Here’s an example Python function demonstrating this process:

import requests

def send_request(url: str, payload: dict):
    response = requests.post(url, json=payload)
    return response.json()

payload = {
    "imdb_reviews": "This movie was great! I loved it!"
}

response = send_request('http://localhost:8000/predict', payload)
print(response)

Additionally, you can send requests using bash:

curl -X 'POST' \\
  'http://localhost:8000/predict' \\
  -H 'accept: application/json' \\
  -H 'Content-Type: application/json' \\
  -d '{
      "imdb_reviews": "This movie was great! I loved it!"
  }'

Analyzing Responses

After sending requests to the served model, the responses can be analyzed.

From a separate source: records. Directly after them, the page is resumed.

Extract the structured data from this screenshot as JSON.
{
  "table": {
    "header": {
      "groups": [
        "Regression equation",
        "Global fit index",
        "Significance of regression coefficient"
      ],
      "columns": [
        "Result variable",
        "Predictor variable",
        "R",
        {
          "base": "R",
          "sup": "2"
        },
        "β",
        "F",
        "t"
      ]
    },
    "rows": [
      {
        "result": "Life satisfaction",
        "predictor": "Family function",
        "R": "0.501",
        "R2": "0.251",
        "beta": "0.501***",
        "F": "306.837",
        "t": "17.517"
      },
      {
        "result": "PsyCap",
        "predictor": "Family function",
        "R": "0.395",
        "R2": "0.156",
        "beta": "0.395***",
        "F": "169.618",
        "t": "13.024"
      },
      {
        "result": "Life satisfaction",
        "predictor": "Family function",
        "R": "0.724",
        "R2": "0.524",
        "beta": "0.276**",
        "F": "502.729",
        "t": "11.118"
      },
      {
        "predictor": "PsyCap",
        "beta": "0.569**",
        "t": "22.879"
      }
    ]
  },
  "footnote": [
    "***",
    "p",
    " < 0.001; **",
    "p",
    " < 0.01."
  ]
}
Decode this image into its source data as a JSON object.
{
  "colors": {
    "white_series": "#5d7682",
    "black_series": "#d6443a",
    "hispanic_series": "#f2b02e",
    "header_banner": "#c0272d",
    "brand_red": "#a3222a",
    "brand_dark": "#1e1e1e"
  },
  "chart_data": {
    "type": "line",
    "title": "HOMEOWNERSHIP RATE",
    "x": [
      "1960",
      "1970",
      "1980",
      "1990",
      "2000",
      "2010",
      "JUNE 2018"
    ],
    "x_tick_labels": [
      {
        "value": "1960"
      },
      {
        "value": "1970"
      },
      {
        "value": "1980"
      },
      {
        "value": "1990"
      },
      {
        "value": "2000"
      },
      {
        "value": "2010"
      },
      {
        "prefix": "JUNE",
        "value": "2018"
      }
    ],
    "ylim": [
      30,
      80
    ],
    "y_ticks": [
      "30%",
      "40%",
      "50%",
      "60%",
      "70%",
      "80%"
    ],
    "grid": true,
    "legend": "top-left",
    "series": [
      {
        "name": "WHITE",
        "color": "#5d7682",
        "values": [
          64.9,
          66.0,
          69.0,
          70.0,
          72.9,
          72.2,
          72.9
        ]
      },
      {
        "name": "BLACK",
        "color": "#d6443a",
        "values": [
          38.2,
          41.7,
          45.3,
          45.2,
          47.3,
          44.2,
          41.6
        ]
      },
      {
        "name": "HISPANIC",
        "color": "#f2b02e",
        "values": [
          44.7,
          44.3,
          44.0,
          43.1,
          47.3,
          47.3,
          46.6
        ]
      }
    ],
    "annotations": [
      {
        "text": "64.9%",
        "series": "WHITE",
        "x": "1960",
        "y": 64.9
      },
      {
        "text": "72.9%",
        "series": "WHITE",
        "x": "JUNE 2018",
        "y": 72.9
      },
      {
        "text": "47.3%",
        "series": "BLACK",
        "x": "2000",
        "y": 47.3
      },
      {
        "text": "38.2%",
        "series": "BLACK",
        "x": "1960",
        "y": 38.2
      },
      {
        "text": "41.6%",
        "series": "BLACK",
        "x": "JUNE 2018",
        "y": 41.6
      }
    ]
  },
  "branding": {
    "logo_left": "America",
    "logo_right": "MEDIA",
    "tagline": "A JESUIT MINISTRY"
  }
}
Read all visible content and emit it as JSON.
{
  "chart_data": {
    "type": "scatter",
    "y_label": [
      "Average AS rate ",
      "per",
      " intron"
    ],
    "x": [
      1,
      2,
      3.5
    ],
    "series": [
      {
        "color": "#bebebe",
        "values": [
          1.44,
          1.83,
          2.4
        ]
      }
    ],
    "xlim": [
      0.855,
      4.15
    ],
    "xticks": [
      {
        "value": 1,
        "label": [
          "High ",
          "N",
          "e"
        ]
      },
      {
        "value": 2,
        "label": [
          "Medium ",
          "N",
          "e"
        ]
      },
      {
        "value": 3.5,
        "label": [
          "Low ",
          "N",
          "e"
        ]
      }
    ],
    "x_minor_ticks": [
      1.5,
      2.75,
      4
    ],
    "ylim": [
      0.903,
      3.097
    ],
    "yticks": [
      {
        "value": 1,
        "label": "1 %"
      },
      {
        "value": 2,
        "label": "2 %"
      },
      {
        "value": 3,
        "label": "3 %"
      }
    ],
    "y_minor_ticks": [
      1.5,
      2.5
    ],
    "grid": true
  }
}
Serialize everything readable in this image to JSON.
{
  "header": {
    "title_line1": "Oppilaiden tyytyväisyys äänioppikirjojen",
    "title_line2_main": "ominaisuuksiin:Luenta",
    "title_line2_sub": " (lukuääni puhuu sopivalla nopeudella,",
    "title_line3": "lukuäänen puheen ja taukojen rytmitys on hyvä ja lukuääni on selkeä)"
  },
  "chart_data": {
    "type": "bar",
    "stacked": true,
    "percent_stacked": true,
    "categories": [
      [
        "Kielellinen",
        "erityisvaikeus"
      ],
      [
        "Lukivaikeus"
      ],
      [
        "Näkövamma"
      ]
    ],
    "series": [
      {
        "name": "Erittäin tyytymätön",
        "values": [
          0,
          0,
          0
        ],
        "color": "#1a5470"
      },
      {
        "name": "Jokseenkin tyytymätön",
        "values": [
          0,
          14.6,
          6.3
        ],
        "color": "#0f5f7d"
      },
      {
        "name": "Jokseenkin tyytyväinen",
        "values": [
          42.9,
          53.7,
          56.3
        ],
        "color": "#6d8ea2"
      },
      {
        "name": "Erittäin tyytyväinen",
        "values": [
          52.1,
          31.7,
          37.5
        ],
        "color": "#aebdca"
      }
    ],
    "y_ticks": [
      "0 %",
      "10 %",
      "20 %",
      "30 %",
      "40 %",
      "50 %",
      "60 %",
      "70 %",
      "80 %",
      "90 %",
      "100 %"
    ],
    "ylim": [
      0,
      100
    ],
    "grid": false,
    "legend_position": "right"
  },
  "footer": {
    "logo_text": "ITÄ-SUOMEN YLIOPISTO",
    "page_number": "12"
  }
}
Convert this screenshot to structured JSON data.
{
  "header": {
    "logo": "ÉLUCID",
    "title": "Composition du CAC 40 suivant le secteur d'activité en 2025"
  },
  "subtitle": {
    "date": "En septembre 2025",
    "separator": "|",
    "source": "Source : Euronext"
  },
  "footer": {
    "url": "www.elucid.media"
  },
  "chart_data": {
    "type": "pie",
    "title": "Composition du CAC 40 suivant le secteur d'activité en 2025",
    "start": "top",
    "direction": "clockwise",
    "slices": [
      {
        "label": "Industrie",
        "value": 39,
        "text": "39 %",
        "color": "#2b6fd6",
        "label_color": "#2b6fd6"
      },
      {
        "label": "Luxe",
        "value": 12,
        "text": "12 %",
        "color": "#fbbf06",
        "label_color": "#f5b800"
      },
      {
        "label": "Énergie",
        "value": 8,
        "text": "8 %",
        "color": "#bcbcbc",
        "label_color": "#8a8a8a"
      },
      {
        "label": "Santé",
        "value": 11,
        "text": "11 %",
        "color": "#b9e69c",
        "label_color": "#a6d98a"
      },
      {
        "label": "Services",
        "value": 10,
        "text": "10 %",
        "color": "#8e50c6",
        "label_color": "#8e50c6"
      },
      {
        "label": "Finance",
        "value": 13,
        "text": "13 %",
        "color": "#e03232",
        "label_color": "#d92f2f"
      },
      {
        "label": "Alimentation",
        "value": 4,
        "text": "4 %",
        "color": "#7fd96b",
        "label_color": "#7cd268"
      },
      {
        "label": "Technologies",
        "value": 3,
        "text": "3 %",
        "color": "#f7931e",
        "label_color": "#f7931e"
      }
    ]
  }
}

These responses provide insights into the model’s predictions based on the input data.

predictions.json

[
    {
        "request": {
            "imdb_reviews": "This move was great! I loved it!"
        },
        "response": {
            "result": {
                "imdb_output": {
                    "Sentiment": {
                        "Negative": 0.10254316031932831,
                        "Positive": 0.8974568247795105
                    }
                }
            }
        }
    },
    {
        "request": {
            "imdb_reviews": "This move was terrible! I hated it!"
        },
        "response": {
            "result": {
                "imdb_output": {
                    "Sentiment": {
                        "Negative": 0.862532913684845,
                        "Positive": 0.13746710121631622
                    }
                }
            }
        }
    },
    {
        "request": {
            "imdb_reviews": "You'll have to have your wits about you and your brain fully switched on watching Oppenheimer as it could easily get away from a nonattentive viewer. This is intelligent filmmaking which shows it's audience great respect. It fires dialogue packed with information at a relentless pace and jumps to very different times in Oppenheimer's life continuously through it's 3 hour runtime. There are visual clues to guide the viewer through these times but again you'll have to get to grips with these quite quickly. This relentlessness helps to express the urgency with which the US attacked it's chase for the atomic bomb before Germany could do the same. An absolute career best performance from (the consistenly brilliant) Cillian Murphy anchors the film. "
        },
        "response": {
            "result": {
                "imdb_output": {
                    "Sentiment": {
                        "Negative": 0.017507053911685944,
                        "Positive": 0.9824929237365723
                    }
                }
            }
        }
    }
]

This concludes the sequence tutorial, thank you for making it this far. I hope you enjoyed it and it was useful to you. Feel free to try this out on your own data, I would love to hear about it!